I do love the idea of being able to not let the numerous tedious meetings interrupt progress.

[edit] Thanks everyone for adjusting my perspective. I am sure junior engineers (and seasoned stubborn ones) would learn a lot with cradle to grave development in such a fashion [/edit]

3 comments

Having spent thousands of hours pair programming I would assume that this is were mob programming is especially valuable. The decisions you make early on are the decisions that everyone on the team will have to deal with. So if you do nothing else as a team this should be it. I actually recently had a client who was lukewarm about pair programming. But they mob programmed on new laying foundation work fit new services. We pair programmed on three new services together at the same time. So much syncing had to happen afterwards that mob programming the foundation would easily have been more efficient and effective.
> It seems like you would want to operate in parallel at least for the initial push through the architecture and boilerplate structure.

I'd disagree there, if there's a place for mob programming, it's probably here. Given every member of the team will most likely be branching features from a singular foundation, it becomes far more important for every person to have a chance to understand the core completely. This also has the side benefit of reducing friction later on by establishing basic conventions.

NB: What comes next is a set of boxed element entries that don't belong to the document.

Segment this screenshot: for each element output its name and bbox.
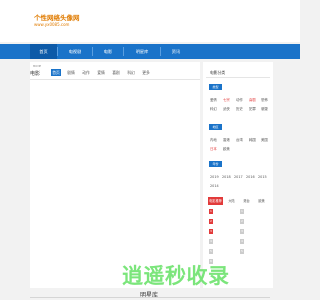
genre-link[interactable]: 恐怖 bbox=[261, 97, 268, 102]
region-link[interactable]: 欧美 bbox=[223, 146, 230, 151]
rank-number: 5 bbox=[209, 249, 213, 254]
rank-number: 4 bbox=[240, 239, 244, 244]
section-divider bbox=[30, 79, 200, 80]
tab-drama[interactable]: 剧情 bbox=[66, 69, 76, 76]
year-link[interactable]: 2014 bbox=[210, 184, 219, 188]
genre-link[interactable]: 犯罪 bbox=[249, 106, 256, 111]
rank-number: 1 bbox=[209, 209, 213, 214]
region-heading: 地区 bbox=[209, 124, 222, 130]
nav-item-news[interactable]: 资讯 bbox=[161, 44, 191, 59]
tab-home[interactable]: 首页 bbox=[51, 69, 61, 76]
genre-link[interactable]: 七宗 bbox=[223, 97, 230, 102]
nav-item-home[interactable]: 首页 bbox=[30, 44, 57, 59]
region-link[interactable]: 韩国 bbox=[249, 137, 256, 142]
watermark-text: 逍遥秒收录 bbox=[122, 264, 230, 288]
tab-action[interactable]: 动作 bbox=[81, 69, 91, 76]
genre-link[interactable]: 悬疑 bbox=[261, 106, 268, 111]
region-link[interactable]: 台湾 bbox=[236, 137, 243, 142]
rank-number: 2 bbox=[209, 219, 213, 224]
header: 个性网络头像网 www.yx0085.com bbox=[0, 0, 300, 42]
year-heading: 年份 bbox=[209, 161, 222, 167]
genre-link[interactable]: 动作 bbox=[236, 97, 243, 102]
year-link[interactable]: 2017 bbox=[234, 175, 243, 179]
ranking-tab-recommended[interactable]: 电影推荐 bbox=[208, 197, 223, 205]
year-link[interactable]: 2018 bbox=[222, 175, 231, 179]
genre-link[interactable]: 科幻 bbox=[210, 106, 217, 111]
genre-heading: 类型 bbox=[209, 84, 222, 90]
sidebar-divider bbox=[206, 77, 270, 78]
region-link[interactable]: 美国 bbox=[261, 137, 268, 142]
footer-divider bbox=[30, 297, 270, 298]
tab-comedy[interactable]: 喜剧 bbox=[111, 69, 121, 76]
rank-number: 3 bbox=[209, 229, 213, 234]
genre-link[interactable]: 历史 bbox=[236, 106, 243, 111]
region-link[interactable]: 香港 bbox=[223, 137, 230, 142]
year-link[interactable]: 2015 bbox=[258, 175, 267, 179]
ranking-tab-hktw[interactable]: 港台 bbox=[240, 197, 253, 205]
rank-number: 5 bbox=[240, 249, 244, 254]
rank-number: 1 bbox=[240, 209, 244, 214]
tab-more[interactable]: 更多 bbox=[141, 69, 151, 76]
rank-number: 2 bbox=[240, 219, 244, 224]
tab-romance[interactable]: 爱情 bbox=[96, 69, 106, 76]
ranking-tab-mainland[interactable]: 大陆 bbox=[225, 197, 238, 205]
year-link[interactable]: 2016 bbox=[246, 175, 255, 179]
genre-link[interactable]: 武侠 bbox=[223, 106, 230, 111]
site-logo-title[interactable]: 个性网络头像网 bbox=[34, 12, 80, 22]
year-link[interactable]: 2019 bbox=[210, 175, 219, 179]
movie-list-panel bbox=[30, 62, 200, 288]
genre-link[interactable]: 喜剧 bbox=[249, 97, 256, 102]
rank-number: 4 bbox=[209, 239, 213, 244]
nav-item-stars[interactable]: 明星库 bbox=[124, 44, 160, 59]
main-nav: 首页 电视剧 电影 明星库 资讯 bbox=[0, 44, 300, 59]
ranking-tab-west[interactable]: 欧美 bbox=[255, 197, 268, 205]
site-logo-url: www.yx0085.com bbox=[34, 22, 70, 27]
region-link[interactable]: 日本 bbox=[210, 146, 217, 151]
rank-number: 3 bbox=[240, 229, 244, 234]
nav-item-tv[interactable]: 电视剧 bbox=[58, 44, 92, 59]
region-link[interactable]: 内地 bbox=[210, 137, 217, 142]
section-subtitle: MOVIE bbox=[33, 65, 42, 68]
genre-link[interactable]: 爱情 bbox=[210, 97, 217, 102]
sidebar-title: 电影分类 bbox=[210, 70, 226, 75]
nav-item-movies[interactable]: 电影 bbox=[93, 44, 123, 59]
tab-scifi[interactable]: 科幻 bbox=[126, 69, 136, 76]
section-title: 电影 bbox=[30, 71, 41, 77]
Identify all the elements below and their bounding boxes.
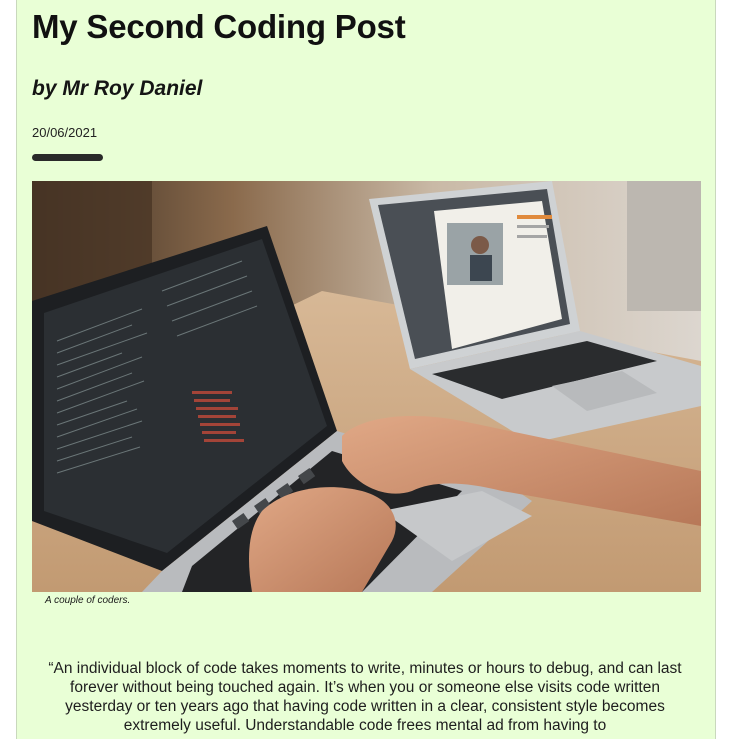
post-image (32, 181, 701, 592)
post-date: 20/06/2021 (32, 125, 98, 140)
laptops-coding-photo-icon (32, 181, 701, 592)
blog-post-page: My Second Coding Post by Mr Roy Daniel 2… (16, 0, 716, 739)
post-byline: by Mr Roy Daniel (32, 77, 203, 100)
post-quote: “An individual block of code takes momen… (48, 660, 682, 734)
image-caption: A couple of coders. (45, 595, 131, 606)
post-title: My Second Coding Post (32, 8, 406, 45)
title-underline-bar (32, 154, 103, 161)
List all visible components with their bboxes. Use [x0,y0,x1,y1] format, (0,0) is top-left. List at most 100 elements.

A former colleague of mine, one for whom I have great respect, is applying mobbing for this right now. So far, they think it's a great way to get and keep everybody on the same page.

I'm still skeptical of mob programming, although as somebody who's done a lot of pair programming I'm open to it. But the theory makes sense to me. Early on it's easy to make decisions or fall into habits that cause trouble later. Figuring out some of those initial choices strikes me as the best place to apply a lot of brainpower. Once the architecture is established, I'd expect things would be much easier to parallelize. (But I'd still keep pairing and frequent pair rotation to keep everybody in sync.)